Homme: Absolutely. I couldn’t agree more. I can hear how important the lyrical delivery is to everyone in the band. An example would be in “When In Love,” when you say “knocking at the door” and Fay starts knocking at the door on the drums.
Milton: I’m glad you caught that!

Homme: I think there is this importance there with the bass sound on moments like “Surrender” where the sound of your rhythm section is really paying attention and trying the extrapolate what you are saying lyrically. Fay, do you guys want to elaborate on that? Is that an importance for you?
Milton: Completely. Some of it comes simply, like when she says “knocking at the door” and it sounds like knocking, but then there’s another level where it all needs to mean the same thing. By the end of “Evil,” it’s like an exorcism, and when we are playing it live as well, it’s very physical with smashing things out.

Homme: I have that written here, too. [Laughs] As you said, there’s a certain onomatopoeia aspect that is very simple, but I feel like other bands overlook that. It’s important to take advantage of something simple to get your point across. But I also think, as it translates to your record, there are things that you must play live because this record is so much about capturing emotion like a photograph. So, some of these things you must have had to play live to get the arrangement down to capture the rise of the emotion.
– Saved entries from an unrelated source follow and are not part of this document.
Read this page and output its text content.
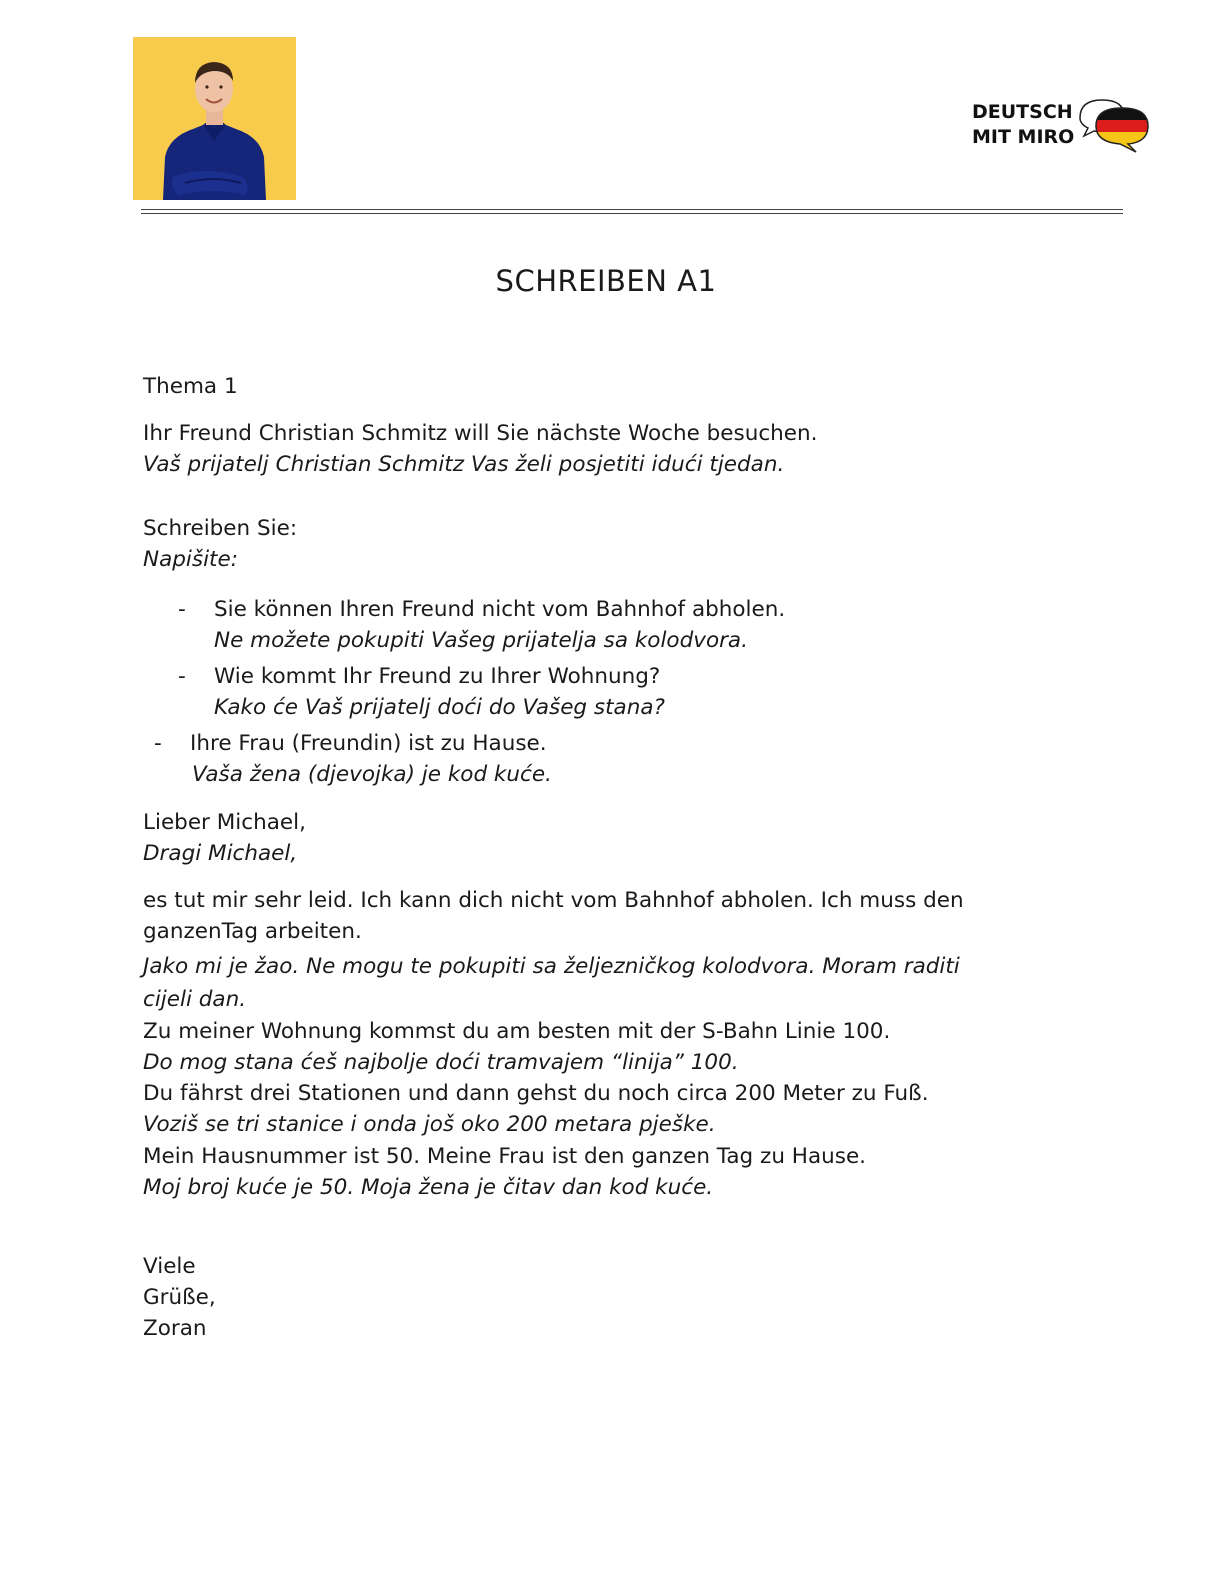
DEUTSCH
MIT MIRO
SCHREIBEN A1
Thema 1
Ihr Freund Christian Schmitz will Sie nächste Woche besuchen.
Vaš prijatelj Christian Schmitz Vas želi posjetiti idući tjedan.
Schreiben Sie:
Napišite:
- Sie können Ihren Freund nicht vom Bahnhof abholen.
Ne možete pokupiti Vašeg prijatelja sa kolodvora.
- Wie kommt Ihr Freund zu Ihrer Wohnung?
Kako će Vaš prijatelj doći do Vašeg stana?
- Ihre Frau (Freundin) ist zu Hause.
Vaša žena (djevojka) je kod kuće.
Lieber Michael,
Dragi Michael,
es tut mir sehr leid. Ich kann dich nicht vom Bahnhof abholen. Ich muss den
ganzenTag arbeiten.
Jako mi je žao. Ne mogu te pokupiti sa željezničkog kolodvora. Moram raditi
cijeli dan.
Zu meiner Wohnung kommst du am besten mit der S-Bahn Linie 100.
Do mog stana ćeš najbolje doći tramvajem “linija” 100.
Du fährst drei Stationen und dann gehst du noch circa 200 Meter zu Fuß.
Voziš se tri stanice i onda još oko 200 metara pješke.
Mein Hausnummer ist 50. Meine Frau ist den ganzen Tag zu Hause.
Moj broj kuće je 50. Moja žena je čitav dan kod kuće.
Viele
Grüße,
Zoran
Is that more important than being like, “We do this four times, and then we go to this part”? Is that a big discussion for you guys?
Milton: Yeah, I think it comes naturally. I think it’s definitely important on a lot of things, like the end of “Evil” and “knocking at your door,” which started to become elements when we were playing the songs live in New York. Those are two examples of things that really came from being a little rhythmic idea or a little bass idea into more of an emotional idea.
Beth: Yeah, I think Fay’s lines ultimately shaped what the songs became on this record, because we needed to put them in that environment to get the aggression and the energy and feed off that between us. There are a lot of songs where, we finished writing them in January in New York, and it would have been a very different record if we had just stayed in the studio and went and recorded straight away. We needed that, and that’s how we started when we recorded the first record. We spend a year and a half just playing songs on the road, and I think it’s essential that we played them live.
Milton: I think when it came to “Mechanics,” we wrote that song a little later on; I remember thinking it didn’t have a drum beat because there wasn’t one—it didn’t exist. We looked for it, and it didn’t. Sometimes a song needs a part, and you look for it and you find it, and sometimes you look and it’s not right. And partly that was because with the emotion of the lyrics, I couldn’t find that on drums. I’m playing the vibraphone on that song at the end. It’s different than when “The Answer” came out and it was, you know, violent. [Laughs]

Homme: I love that, though, because you’re getting to what I was hoping to hear, which was that some things aren’t required to speak of, so that’s why you play. You let the situations and the songs dictate the terms of what you’re doing. You don’t force drums on something that doesn’t have them.